Perturb and Correct: Post-Hoc Ensembles using Affine Redundancy

arXiv cs.LG / 5/5/2026

📰 NewsIdeas & Deep AnalysisModels & Research

Key Points

  • Perturb-and-Correct (P&C) is proposed as a post-hoc ensemble technique that builds epistemically diverse predictors from a single pretrained neural network.
  • It introduces random perturbations to hidden layers and then applies a least-squares correction to the following affine layer so predictors stay consistent on calibration data but can differ off-distribution.
  • The paper explains why the method works by analyzing the post-correction residual and its first-order sensitivity, linking residual control near the calibration distribution to a leverage term and growth of sensitivity farther away.
  • Experiments show P&C improves the ID/OOD (in-distribution vs out-of-distribution) tradeoff on MuJoCo dynamics prediction and CIFAR-10 OOD detection, matching or exceeding common post-hoc baselines while using only one pretrained model.
  • The results suggest that leveraging deep models’ overparameterization can be a practical strength for uncertainty and robustness under distribution shift.

Abstract

Models that are indistinguishable on in-distribution data can behave very differently under distribution shift.
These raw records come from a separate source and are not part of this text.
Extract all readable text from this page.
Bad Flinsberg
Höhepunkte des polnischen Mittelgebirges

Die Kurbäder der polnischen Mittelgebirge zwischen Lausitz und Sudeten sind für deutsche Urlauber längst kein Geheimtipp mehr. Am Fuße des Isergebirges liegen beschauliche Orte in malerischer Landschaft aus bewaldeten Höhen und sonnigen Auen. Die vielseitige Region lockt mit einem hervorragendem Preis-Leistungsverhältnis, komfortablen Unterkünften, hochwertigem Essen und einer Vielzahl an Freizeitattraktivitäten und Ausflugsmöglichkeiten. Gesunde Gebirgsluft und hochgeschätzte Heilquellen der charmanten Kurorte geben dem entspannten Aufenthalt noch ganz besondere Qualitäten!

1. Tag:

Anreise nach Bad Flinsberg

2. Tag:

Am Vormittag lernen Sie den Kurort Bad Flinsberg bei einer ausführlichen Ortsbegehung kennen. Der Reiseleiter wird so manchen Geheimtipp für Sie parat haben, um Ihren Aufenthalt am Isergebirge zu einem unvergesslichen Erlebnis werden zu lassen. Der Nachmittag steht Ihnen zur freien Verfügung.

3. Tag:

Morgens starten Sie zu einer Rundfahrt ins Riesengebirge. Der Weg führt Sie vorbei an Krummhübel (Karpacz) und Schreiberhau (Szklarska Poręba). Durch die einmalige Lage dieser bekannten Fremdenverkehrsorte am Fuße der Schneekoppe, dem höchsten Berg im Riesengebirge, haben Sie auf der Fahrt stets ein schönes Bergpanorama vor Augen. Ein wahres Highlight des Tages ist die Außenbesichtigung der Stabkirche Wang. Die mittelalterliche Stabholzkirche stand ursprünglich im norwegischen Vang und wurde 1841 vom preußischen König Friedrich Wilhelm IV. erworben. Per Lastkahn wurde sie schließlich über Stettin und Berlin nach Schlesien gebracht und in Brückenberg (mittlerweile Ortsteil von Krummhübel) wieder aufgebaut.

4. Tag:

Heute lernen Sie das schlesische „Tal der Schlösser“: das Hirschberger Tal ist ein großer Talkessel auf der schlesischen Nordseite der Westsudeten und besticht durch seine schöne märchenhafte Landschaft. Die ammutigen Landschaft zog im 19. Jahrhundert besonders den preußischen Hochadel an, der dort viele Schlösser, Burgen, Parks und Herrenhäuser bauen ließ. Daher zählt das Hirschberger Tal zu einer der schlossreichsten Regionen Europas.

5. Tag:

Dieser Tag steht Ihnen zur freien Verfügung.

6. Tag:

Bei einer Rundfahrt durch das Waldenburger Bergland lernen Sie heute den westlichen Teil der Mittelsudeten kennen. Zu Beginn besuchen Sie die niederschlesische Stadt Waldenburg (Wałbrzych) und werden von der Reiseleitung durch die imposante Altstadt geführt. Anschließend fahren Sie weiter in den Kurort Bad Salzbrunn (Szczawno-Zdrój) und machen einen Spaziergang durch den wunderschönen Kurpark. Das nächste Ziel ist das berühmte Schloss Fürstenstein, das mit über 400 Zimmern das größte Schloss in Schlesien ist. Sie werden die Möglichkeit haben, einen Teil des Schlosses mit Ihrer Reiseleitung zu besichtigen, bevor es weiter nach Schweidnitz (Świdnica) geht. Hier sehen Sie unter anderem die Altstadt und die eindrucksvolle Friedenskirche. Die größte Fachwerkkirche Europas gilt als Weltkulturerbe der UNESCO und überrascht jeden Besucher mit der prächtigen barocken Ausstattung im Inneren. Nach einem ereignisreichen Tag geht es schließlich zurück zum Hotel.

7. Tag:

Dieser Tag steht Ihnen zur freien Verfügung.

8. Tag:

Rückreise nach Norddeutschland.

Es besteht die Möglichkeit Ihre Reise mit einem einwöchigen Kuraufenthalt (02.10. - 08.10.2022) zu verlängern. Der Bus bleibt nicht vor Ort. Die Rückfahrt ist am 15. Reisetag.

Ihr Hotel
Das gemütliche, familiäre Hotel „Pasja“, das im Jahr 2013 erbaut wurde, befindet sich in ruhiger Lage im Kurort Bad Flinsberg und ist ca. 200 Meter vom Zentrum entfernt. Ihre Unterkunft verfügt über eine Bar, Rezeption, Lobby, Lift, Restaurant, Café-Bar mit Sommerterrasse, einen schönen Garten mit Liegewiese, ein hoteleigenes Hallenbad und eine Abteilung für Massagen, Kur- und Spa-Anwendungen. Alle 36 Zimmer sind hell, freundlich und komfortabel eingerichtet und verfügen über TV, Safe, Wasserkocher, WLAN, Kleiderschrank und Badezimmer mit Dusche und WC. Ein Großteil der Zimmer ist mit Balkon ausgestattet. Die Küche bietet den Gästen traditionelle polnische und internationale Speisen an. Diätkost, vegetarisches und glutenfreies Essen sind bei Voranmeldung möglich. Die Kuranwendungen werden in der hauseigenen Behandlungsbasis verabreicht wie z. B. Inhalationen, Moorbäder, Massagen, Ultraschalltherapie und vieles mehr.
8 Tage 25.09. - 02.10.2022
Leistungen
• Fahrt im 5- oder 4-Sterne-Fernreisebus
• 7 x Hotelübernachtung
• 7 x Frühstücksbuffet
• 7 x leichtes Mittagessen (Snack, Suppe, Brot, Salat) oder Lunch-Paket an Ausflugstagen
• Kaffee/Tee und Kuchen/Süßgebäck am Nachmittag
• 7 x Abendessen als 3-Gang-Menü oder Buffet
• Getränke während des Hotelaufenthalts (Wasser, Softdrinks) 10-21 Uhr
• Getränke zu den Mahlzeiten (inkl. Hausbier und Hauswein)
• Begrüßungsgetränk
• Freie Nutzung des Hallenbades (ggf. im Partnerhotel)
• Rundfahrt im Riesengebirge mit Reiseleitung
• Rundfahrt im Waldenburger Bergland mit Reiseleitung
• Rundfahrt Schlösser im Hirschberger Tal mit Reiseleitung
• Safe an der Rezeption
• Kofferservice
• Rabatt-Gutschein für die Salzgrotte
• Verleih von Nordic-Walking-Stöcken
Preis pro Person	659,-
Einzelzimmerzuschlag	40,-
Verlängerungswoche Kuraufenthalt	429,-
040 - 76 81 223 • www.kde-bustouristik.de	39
We introduce Perturb-and-Correct (P&C), a post-hoc method for constructing epistemically diverse predictors from a single pretrained network. P&C applies random hidden layer perturbations with a least-squares correction in the subsequent affine layer, producing predictors that agree on calibration data while remaining free to disagree away from it. We analyze this mechanism through the post-correction residual and its first-order sensitivity: the residual is controlled near the calibration distribution by a leverage term, while corrected sensitivity grows as inputs deviate from the calibration geometry. Empirically, P&C achieves a strong ID/OOD tradeoff across MuJoCo dynamics prediction and CIFAR-10 OOD detection, matching or outperforming standard post-hoc baselines while requiring only a single pretrained model. Our findings highlight the potential in further exploiting overparameterization as a strength of deep learning models.